Mode Configuration

Server Mode

The role for the server, which specifies how peers connect to a server instance. Changing this also affects which options the GUI displays on the rest of the page.

Peer to Peer (SSL/TLS):

A connection between local and remote networks that is secured by SSL/TLS.

This choice offers increased security as well as the ability for the server to push configuration commands to the remote peer router when using a 1:many style setup. Remote peer routers can also have certificates revoked to remove access if they become compromised.

Peer to Peer (Shared Key):

A connection between local and remote networks that is secured by a single shared key known to both peers.

This choice is easier to setup, but is less secure. If a shared key is compromised, a new key must be generated and then copied to any router or client using the old shared key. This mode requires a separate server instance for each client.

Danger

Shared key mode has been deprecated by OpenVPN as it is no longer considered sufficiently secure for modern requirements.

Shared key mode will be removed from future versions of OpenVPN. Users should not create any new shared key tunnels and should immediately convert any existing shared key tunnels to SSL/TLS mode.

When an SSL/TLS instance is configured with a /30 tunnel network it behaves in a similar manner to shared key mode. The primary difference is the need to create and distribute the certificate structure to peers. See OpenVPN Site-to-Site Configuration Example with SSL/TLS for information on configuring OpenVPN in SSL/TLS mode.

Remote Access (SSL/TLS):

A mobile client setup with per-user X.509 certificates.

As with the peer-to-peer SSL/TLS connection type, using this method offers increased security as well as the ability for the server to push configuration commands to clients. Mobile clients can also have keys revoked to remove access if a key is compromised, such as a stolen or misplaced phone or laptop.

Remote Access (User Auth):

A remote access server configuration that does not use certificates, but requires the end user to supply a username and password to authenticate.

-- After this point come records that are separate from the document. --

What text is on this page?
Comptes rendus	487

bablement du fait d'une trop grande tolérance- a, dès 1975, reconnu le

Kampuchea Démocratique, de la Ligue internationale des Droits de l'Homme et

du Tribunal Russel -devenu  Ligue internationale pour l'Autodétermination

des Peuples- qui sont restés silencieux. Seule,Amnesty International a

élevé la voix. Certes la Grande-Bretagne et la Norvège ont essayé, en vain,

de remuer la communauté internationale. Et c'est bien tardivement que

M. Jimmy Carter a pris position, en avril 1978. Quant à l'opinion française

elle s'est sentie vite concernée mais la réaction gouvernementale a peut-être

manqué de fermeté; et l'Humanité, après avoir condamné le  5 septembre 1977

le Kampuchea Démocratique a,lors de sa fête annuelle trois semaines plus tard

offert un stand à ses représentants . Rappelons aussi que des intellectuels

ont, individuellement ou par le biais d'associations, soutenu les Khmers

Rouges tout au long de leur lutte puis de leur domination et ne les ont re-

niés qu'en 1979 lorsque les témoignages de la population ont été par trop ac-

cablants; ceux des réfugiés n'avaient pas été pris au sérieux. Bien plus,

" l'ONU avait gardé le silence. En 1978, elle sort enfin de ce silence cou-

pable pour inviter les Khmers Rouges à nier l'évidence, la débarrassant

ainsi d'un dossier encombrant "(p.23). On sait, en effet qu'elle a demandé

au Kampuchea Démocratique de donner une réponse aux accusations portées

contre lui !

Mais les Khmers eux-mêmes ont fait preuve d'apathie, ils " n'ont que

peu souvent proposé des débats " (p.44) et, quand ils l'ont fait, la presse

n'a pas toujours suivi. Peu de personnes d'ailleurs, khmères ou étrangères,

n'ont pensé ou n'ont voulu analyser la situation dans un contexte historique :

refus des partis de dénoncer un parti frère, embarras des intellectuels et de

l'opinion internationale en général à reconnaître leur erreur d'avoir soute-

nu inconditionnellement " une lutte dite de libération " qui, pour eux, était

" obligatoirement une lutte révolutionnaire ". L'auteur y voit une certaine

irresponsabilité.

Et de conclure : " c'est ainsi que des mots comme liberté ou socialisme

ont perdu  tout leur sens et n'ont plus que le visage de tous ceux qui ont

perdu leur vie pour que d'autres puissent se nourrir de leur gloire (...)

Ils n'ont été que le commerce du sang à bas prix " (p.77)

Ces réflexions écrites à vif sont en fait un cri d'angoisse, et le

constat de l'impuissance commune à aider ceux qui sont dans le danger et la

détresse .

This is less secure than using certificates, but simpler to deploy as every client will use the same configuration file and only their credentials are different.

Remote Access (SSL/TLS + User Auth):

Requires SSL/TLS and user authentication to connect.

This is the most secure choice available. Not only does it get the benefits of other SSL/TLS choices, but it also requires a username and password from the client when it connects. Client access can be removed not only by revoking the certificate, but also by changing the password. Also, if a compromised key is not immediately discovered, the danger is lessened because it is unlikely that the attacker has the keys and the password.

The OpenVPN wizard uses this mode when it configures a remote access VPN.

DCO (Plus Only)

Check Enable Data Channel Offload (DCO) for this instance to enable OpenVPN Data Channel Offload (DCO).

DCO is a pfSense® Plus exclusive feature that can potentially increase performance of OpenVPN well beyond the capabilities of traditional OpenVPN connections.

To be compatible with DCO the instance must use SSL/TLS in client/server mode. This can either be remote access or peer-to-peer so long as the tunnel network is large enough for multiple clients (e.g. /24).

DCO can be enabled on one or more peers but the greatest speed increase comes when all peers have DCO enabled.

Warning

Several OpenVPN options are not compatible with DCO, which are noted on OpenVPN Data Channel Offload (DCO) and elsewhere in the documentation where relevant.

Note

OpenVPN DCO is generally stable but still under development.

OpenVPN DCO has been successful in many scenarios in lab and production environments, but there is still a small potential for instability or undesirable behavior.

Some OpenVPN features and use cases are not compatible with DCO. See Limitations for a list of known DCO limitations.

If a problem occurs with DCO, start a thread on the Netgate Forum to discuss and diagnose the issue.